Doch im Moment fehle es am Boden und in der Luft an Planungssicherheit. Dauernde Änderungen würden Passagiere verunsichern und Geschäftsreisen verunmöglichen. Das Resultat: Derzeit betragen die Passagierzahlen nur 11 bis 15 Prozent des Niveaus von 2019.

«Wir erwarten keineswegs, dass der Bundesrat die Reisebedingungen nur aufgrund wirtschaftlicher Überlegungen lockert», sagte Swiss-Chef Dieter Vranckx. Ihm sei die richtige Balance aus wirtschaftlichen und gesundheitlichen Faktoren wichtig. «Das Ziel sind Lösungen, die das gesundheitliche Element nie in Gefahr bringen, aber die pragmatisch umsetzbar sind.»
Er wolle die Forderungen nicht als Kritik an der bisherigen Pandemiepolitik verstanden wissen. Doch wieso prescht die Allianz mit ihrer Initiative genau jetzt vor? Vranckx’ Antwort: Die Swiss habe schon vor einem Monat mit der Arbeit begonnen. Es habe Zeit in Anspruch genommen, die zahlreichen Ansprechpartner mit unterschiedlichen Interessen an einen Tisch zu bringen.
Sprich: Der erste Schritt zur «Back to the Air»-Initiative scheint von der Swiss ausgegangen zu sein. Sie ist eine der Hauptbetroffenen der Krise. Das Parlament hatte vor einem Jahr einen Hilfskredit von 1,5 Milliarden Franken gutgeheissen, um ihre Liquidität sicherzustellen.
«Der Flughafen Zürich ist der Suezkanal der Schweiz.»

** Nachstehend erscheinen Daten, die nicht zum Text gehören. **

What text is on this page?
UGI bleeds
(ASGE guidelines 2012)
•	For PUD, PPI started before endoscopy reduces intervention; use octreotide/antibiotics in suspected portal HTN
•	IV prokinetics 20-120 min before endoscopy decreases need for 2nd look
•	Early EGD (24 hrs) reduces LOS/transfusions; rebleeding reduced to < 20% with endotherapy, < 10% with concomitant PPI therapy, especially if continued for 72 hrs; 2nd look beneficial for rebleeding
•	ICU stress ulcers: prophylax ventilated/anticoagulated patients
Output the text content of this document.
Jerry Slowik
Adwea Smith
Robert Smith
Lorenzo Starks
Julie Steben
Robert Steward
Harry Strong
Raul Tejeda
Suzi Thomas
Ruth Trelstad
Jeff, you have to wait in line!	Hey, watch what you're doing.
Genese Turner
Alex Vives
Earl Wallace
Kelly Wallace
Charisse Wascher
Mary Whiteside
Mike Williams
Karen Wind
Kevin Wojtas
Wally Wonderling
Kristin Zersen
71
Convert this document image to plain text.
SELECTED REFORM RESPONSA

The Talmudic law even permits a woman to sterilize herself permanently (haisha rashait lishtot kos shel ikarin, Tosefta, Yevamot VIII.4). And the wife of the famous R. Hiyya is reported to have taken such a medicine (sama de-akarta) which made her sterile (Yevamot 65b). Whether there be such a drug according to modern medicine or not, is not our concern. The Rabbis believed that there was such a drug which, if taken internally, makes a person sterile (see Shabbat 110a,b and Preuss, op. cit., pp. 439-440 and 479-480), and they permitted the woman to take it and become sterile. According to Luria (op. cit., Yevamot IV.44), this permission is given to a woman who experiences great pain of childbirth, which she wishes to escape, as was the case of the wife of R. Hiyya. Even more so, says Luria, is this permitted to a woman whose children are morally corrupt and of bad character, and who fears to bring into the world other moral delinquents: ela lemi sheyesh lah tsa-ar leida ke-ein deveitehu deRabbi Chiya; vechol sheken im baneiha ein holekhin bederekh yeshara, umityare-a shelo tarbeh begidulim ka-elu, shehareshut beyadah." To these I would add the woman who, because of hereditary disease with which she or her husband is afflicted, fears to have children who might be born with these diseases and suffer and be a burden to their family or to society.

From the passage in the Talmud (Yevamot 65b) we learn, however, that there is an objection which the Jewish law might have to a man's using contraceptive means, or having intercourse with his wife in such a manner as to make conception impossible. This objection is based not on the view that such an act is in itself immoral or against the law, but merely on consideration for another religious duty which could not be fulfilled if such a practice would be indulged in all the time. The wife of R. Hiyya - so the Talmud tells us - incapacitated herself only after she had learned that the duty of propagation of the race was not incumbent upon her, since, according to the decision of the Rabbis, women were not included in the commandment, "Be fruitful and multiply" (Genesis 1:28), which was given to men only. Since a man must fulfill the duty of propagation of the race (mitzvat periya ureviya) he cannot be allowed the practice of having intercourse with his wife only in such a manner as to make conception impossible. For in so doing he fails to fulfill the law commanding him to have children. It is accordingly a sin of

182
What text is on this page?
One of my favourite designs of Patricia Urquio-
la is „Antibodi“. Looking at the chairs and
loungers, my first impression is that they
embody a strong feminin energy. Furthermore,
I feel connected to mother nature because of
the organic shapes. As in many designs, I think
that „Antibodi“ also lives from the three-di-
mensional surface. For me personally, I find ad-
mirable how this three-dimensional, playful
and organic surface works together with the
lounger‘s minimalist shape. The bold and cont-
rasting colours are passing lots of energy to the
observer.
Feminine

Der Standortkanton zählt nicht zu den Unterzeichnenden der «Back to the Air»-Initiative, aber er unterstützt die Forderung nach «nachvollziehbaren und handhabbaren Regeln für ein sicheres Reisen». Das sagten CVP-Regierungspräsidentin Silvia Steiner und FDP-Volkswirtschaftsdirektorin Carmen Walker Späh.
«Der Flughafen Zürich ist der Suezkanal der Schweiz», sagte Walker Späh. Stehe er still, stocke der internationale Handel, der Tourismus, der Wirtschaftsstandort Schweiz. «Wenn wir es nicht schaffen, den internationalen Reiseverkehr wieder zum Funktionieren zu bringen, wird sich das unvermeidlich auf unsere Arbeitsplätze auswirken – nicht nur im Kanton Zürich.»
Der Kanton sei von den Folgen der Pandemie überproportional betroffen. Und besonders hart hat es die Flughafenregion getroffen. Allein am Flughafen wurden 3000 Stellen abgebaut. «Ich jammere nicht auf Vorrat», sagte die Volkswirtschaftsdirektorin.